Deep Learning has been widely applied in bioinformatics and obtained satisfactory performance [42, 43]. Our study used a 1D-CNN model to identify xenomiRs using only raw miRNA sequences as inputs, and higher prediction accuracy was achieved on independent test set, compared to RF model, which used 105 hand-craft features as inputs. It is likely that 1D-CNN model, which is capable of extracting the features of successive nucleotides, could capture the specific patterns underlying xenomiR sequences that contain important information for identifying xenomiRs.
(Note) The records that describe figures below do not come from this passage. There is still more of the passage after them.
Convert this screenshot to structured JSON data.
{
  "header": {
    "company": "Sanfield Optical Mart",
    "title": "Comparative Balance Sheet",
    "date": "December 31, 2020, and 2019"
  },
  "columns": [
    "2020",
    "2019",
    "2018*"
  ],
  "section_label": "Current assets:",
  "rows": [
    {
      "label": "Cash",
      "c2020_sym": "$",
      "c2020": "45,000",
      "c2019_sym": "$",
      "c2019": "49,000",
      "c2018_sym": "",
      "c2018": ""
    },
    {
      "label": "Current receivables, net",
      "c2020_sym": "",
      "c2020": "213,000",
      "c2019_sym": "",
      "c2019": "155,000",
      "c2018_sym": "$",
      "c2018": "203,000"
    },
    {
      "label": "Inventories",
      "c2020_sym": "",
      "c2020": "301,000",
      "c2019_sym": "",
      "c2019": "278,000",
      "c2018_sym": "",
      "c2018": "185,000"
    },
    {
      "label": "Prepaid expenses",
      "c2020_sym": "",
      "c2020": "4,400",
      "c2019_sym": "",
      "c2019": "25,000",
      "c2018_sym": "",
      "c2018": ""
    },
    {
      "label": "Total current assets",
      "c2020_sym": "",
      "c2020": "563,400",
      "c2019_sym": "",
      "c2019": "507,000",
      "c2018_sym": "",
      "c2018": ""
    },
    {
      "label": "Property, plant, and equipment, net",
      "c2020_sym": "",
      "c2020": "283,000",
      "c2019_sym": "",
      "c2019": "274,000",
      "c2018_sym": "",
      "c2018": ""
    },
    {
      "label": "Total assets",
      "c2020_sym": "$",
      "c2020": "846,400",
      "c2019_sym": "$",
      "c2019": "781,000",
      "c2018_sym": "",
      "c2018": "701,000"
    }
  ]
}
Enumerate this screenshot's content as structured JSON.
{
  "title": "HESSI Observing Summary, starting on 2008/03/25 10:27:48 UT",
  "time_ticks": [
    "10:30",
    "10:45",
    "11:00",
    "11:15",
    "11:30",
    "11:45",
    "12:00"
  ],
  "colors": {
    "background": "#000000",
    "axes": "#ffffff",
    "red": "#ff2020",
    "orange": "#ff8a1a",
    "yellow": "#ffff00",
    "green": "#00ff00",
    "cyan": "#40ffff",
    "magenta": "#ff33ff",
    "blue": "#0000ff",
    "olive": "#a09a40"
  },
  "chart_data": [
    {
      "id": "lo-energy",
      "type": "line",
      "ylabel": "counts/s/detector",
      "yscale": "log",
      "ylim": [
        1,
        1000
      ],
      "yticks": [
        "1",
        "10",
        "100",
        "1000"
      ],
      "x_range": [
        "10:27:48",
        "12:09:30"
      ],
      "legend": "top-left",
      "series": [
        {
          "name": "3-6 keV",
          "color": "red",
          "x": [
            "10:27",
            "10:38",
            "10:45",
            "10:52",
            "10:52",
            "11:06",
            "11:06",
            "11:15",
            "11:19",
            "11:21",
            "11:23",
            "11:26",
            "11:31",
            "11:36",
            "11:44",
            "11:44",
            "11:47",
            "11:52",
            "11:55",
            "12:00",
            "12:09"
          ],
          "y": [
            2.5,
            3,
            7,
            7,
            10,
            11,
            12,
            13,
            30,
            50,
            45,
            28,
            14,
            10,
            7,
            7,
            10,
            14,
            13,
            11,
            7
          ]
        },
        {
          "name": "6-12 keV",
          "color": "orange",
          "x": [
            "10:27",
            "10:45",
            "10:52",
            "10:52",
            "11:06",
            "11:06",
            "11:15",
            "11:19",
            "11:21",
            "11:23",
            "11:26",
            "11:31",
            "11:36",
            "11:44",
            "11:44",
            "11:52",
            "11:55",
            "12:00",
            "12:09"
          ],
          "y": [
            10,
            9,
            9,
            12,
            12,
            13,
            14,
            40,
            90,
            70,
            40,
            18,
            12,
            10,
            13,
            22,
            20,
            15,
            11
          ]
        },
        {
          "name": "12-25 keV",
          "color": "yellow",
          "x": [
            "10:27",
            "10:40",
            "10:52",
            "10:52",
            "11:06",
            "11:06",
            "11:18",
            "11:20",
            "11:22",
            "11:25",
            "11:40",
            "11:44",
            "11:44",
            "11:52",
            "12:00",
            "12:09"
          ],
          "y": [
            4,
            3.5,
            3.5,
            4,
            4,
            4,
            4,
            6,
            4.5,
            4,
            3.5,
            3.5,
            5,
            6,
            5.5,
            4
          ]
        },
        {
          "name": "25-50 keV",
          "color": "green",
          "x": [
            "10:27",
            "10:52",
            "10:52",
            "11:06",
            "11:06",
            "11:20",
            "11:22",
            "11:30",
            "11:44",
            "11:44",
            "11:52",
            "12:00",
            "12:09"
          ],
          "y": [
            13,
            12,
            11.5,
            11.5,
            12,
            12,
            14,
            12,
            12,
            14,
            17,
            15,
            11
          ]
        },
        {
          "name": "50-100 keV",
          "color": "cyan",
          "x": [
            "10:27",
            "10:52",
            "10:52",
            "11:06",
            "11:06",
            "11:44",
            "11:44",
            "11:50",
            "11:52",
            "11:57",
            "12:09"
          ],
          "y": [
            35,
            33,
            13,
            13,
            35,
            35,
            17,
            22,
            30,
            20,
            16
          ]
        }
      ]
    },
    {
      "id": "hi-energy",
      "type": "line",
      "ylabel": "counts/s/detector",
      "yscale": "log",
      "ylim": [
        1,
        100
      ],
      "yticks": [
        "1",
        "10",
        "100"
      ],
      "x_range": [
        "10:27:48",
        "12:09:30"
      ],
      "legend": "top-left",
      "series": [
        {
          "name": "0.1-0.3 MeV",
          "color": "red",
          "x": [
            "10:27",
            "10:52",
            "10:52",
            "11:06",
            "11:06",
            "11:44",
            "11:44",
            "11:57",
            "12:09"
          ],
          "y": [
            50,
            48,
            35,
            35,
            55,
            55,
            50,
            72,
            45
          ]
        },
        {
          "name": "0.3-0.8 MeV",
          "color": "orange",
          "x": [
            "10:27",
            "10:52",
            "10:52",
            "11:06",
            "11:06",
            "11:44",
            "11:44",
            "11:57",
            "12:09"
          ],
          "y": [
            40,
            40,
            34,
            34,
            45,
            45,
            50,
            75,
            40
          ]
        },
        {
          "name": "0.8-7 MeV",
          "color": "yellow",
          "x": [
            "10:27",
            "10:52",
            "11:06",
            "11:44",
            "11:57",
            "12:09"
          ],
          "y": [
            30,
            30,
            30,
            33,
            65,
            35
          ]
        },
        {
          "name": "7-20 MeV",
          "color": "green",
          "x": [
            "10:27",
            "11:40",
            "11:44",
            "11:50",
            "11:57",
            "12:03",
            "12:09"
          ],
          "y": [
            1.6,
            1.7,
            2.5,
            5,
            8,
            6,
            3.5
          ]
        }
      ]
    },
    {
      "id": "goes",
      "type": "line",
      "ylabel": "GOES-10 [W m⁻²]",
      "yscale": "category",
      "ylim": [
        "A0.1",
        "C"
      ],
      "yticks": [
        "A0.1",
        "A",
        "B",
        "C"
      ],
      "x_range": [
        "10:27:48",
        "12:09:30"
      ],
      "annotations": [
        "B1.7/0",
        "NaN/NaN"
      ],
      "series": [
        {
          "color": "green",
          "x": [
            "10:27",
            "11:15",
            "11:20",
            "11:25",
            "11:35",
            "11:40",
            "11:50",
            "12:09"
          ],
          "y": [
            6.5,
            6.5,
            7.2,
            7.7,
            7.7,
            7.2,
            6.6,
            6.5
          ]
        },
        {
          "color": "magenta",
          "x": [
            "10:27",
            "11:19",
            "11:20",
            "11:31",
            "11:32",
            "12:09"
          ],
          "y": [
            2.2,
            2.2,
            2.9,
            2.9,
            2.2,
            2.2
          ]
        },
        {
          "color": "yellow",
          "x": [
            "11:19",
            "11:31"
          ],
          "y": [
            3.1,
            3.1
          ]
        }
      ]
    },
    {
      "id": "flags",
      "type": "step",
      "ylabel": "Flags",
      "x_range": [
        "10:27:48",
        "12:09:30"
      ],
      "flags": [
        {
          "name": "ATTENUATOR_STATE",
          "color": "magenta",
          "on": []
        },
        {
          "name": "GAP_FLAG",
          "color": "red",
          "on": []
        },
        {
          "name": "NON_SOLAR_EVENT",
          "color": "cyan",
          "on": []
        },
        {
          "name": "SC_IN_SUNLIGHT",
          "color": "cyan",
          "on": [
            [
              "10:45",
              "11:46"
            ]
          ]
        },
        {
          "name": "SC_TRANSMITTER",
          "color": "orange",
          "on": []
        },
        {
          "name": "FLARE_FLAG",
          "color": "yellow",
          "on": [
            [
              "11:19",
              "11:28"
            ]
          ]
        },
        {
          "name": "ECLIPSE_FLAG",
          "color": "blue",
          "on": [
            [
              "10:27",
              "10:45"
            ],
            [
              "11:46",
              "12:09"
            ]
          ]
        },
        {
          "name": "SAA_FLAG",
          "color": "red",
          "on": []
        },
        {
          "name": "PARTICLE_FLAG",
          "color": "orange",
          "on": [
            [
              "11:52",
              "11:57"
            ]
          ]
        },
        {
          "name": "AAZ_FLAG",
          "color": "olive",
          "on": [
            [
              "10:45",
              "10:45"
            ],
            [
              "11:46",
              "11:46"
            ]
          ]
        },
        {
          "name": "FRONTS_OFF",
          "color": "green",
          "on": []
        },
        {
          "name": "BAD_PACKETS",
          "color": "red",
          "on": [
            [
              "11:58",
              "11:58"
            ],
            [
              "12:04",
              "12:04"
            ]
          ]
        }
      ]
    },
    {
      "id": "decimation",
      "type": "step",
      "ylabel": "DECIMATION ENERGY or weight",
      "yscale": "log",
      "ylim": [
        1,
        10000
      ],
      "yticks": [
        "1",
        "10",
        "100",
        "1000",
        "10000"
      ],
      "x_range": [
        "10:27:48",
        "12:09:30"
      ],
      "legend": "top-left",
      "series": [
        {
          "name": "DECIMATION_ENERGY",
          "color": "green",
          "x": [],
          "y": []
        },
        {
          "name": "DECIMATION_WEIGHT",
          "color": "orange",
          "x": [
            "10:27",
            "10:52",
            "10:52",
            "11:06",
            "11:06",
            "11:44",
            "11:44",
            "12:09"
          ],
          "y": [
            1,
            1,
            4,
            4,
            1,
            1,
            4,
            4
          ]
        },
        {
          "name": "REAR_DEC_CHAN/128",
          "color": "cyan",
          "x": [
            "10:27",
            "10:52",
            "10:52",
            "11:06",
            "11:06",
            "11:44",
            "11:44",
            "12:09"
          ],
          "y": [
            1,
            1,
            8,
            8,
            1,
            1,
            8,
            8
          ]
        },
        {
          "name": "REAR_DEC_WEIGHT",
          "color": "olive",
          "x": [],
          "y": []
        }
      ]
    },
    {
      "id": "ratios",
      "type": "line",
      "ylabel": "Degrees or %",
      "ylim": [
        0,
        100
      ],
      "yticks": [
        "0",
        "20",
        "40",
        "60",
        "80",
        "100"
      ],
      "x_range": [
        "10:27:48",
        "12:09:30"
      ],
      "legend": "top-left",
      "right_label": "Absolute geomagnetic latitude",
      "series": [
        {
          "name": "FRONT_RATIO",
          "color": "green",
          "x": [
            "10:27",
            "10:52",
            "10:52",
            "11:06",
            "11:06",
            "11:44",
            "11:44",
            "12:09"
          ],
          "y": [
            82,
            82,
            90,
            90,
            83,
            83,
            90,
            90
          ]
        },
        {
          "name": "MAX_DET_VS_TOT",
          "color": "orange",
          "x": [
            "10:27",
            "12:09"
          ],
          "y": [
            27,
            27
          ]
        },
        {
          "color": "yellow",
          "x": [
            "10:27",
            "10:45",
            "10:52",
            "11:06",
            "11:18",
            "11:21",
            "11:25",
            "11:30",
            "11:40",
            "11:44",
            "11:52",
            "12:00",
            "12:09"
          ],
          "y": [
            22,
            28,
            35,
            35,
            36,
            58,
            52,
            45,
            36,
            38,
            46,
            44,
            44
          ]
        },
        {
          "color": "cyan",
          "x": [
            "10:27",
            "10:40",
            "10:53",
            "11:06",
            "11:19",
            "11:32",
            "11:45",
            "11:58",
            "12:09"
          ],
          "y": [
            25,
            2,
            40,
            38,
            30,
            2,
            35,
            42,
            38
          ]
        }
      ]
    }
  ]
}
To uncover the potential role of xenomiRs in human body, we analyzed the function of predicted targets of xenomiRs using enrichment analysis tools [44]. Many identified functions have already been reported by other studies with bio-experiments. For example, xenomiRs were reported to be related with cancer [13, 14], inflammatory [16, 18], circulation system [7] in human body. And recent studies reported an association between xenomiRs with neuron development of pandas [10], and the caste development of honeybees [45].
This study does not deny the animal-derived xenomiRs hypothesis. However, animal-derived xenomiRs are much more difficult to identify because of the high sequence conservation, which obscures the differences between dietary animal miRNAs and endogenous miRNAs [8]. Hence, in this study, we only studied the plant-derived xenomiRs.
In addition, many other factors could affect the detectability of xenomiRs in human samples, such as, the miRNA abundance in the consumed plant materials, the stability of plant miRNAs, the time after consumption [28] and some special molecules in the diet consumed along with plant miRNAs [18]. Therefore, in xenomiR studies, randomly selecting miRNAs to perform biological verification is risky. The methodology present in this paper could serve as a valuable and efficient tool for selecting candidate plant miRNAs for biological verification.